For the purpose of claiming the QBI deduction, a rental real estate enterprise will be treated as a trade or business if the following requirements are satisfied during the taxable year:

  • Separate financial books and records are maintained to reflect income and expenses for each rental real estate enterprise.
  • 250 hours of rental services required. For taxable years beginning prior to 1/1/2023, 250 or more hours of rental services are performed per year with respect to the rental real estate enterprise.  For taxable years beginning after 12/31/2022, the 250 hour requirement needs to be met in any three of five consecutive taxable years that end with the filing year.
  • Document rental services performed. The landlord must maintain contemporaneous records, including time reports, logs or similar information documenting the hours of all services performed, the dates the services were provided and a description of the type of service and who performed the service. These services include advertising or renting the property; negotiating a lease agreement; verifying tenant information; rent collection; repairs and maintenance of the property; purchase of supplies; and supervision of employees, agents, and employees.
  • Consider other workers on the property. The 250 hour requirement can be met by the landlord or by the landlord’s employees, agents or independent contractors. This would seem to indicate that the work of a painter that is painting the property would count toward the 250 hour requirement.  The only issue would be how to determine the number of hours the painter worked on the job, the gardener spent mowing the lawn or the plumber spent fixing the leaky faucet.
  • Election statement required. An annual election statement must be included with the landlord’s tax return to claim the QBI deduction under the safe harbor described above.

Activities such as driving to and from the property, or investor-type activities such as arranging financing, or reviewing financial data do not count toward the 250 hour safe harbor.  Real estate rented under a triple net lease is not eligible for the safe harbor, nor is property that is used partly as a residence whose deductions are limited under Section 280A.  For example, a condo in Mammoth that is used 180 days by the owner and rented out for 100 days would not qualify for the deduction. 

What if you can’t meet the 250 hour requirement for your rental property? There are other ways that landlords can qualify for the QBI deduction.  For example, a taxpayer can elect to aggregate two or more properties for the purpose of meeting the 250 hour test.  In order to aggregate properties, the landlord must own 50% or more of each property for the majority of the tax year, and must own all aggregated properties on the last day of the tax year. The properties must be similar in nature such that they would be customarily offered together. For example, residential and commercial real estate could not be included in the same group.  Also, there must be centralized business elements that oversee or provide services to the aggregated properties.

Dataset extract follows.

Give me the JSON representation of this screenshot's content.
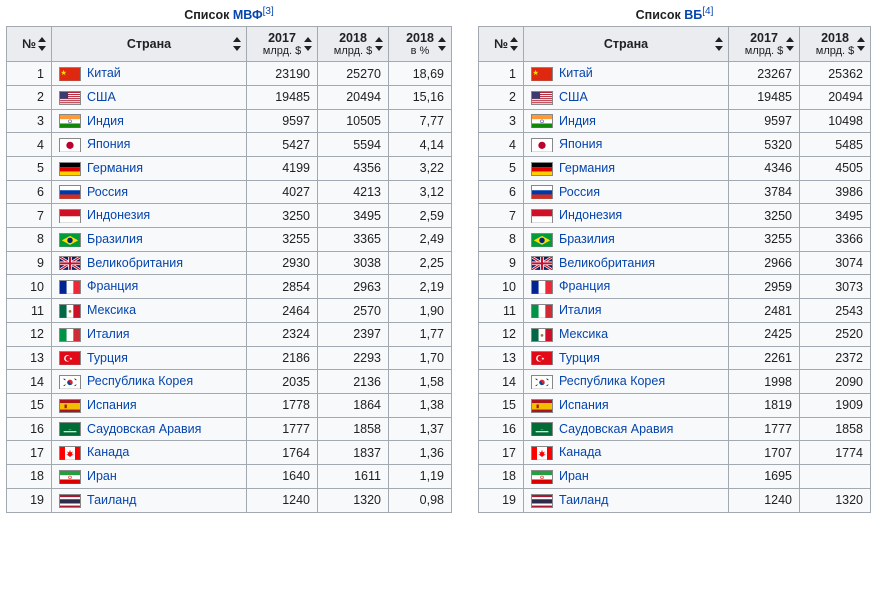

It is also possible for a business owner who uses a separate entity (e.g. an LLC) to lease real property to their business to aggregate the business and the rental property for the purpose of meeting the 250 hour requirement and claiming the QBI deduction.

Lastly, a rental real estate enterprise may qualify for the QBI deduction based on “facts and circumstances.” That means, in the IRS’ view, that all facts would lead a reasonable person to conclude that the property or properties are clearly a business worthy of the deduction.

Once an individual chooses to aggregate two or more trades or businesses, the individual must consistently report the aggregated properties in all subsequent tax years.  Aggregation does not always benefit a taxpayer, so it is important to “run the numbers” to determine whether it is right for you.  Also, the QBI deduction can be limited based income or other factors.

This is a summary of the safe harbor and aggregation rules for rental real estate.  They are obviously complex, so we advise clients to take a careful look at them before proceeding.

Does it sound complicated?  It is, and we probably need a more guidance from the IRS to determine where to draw the lines.  So tread carefully, but be aware of this wonderful tax planning opportunity for landlords.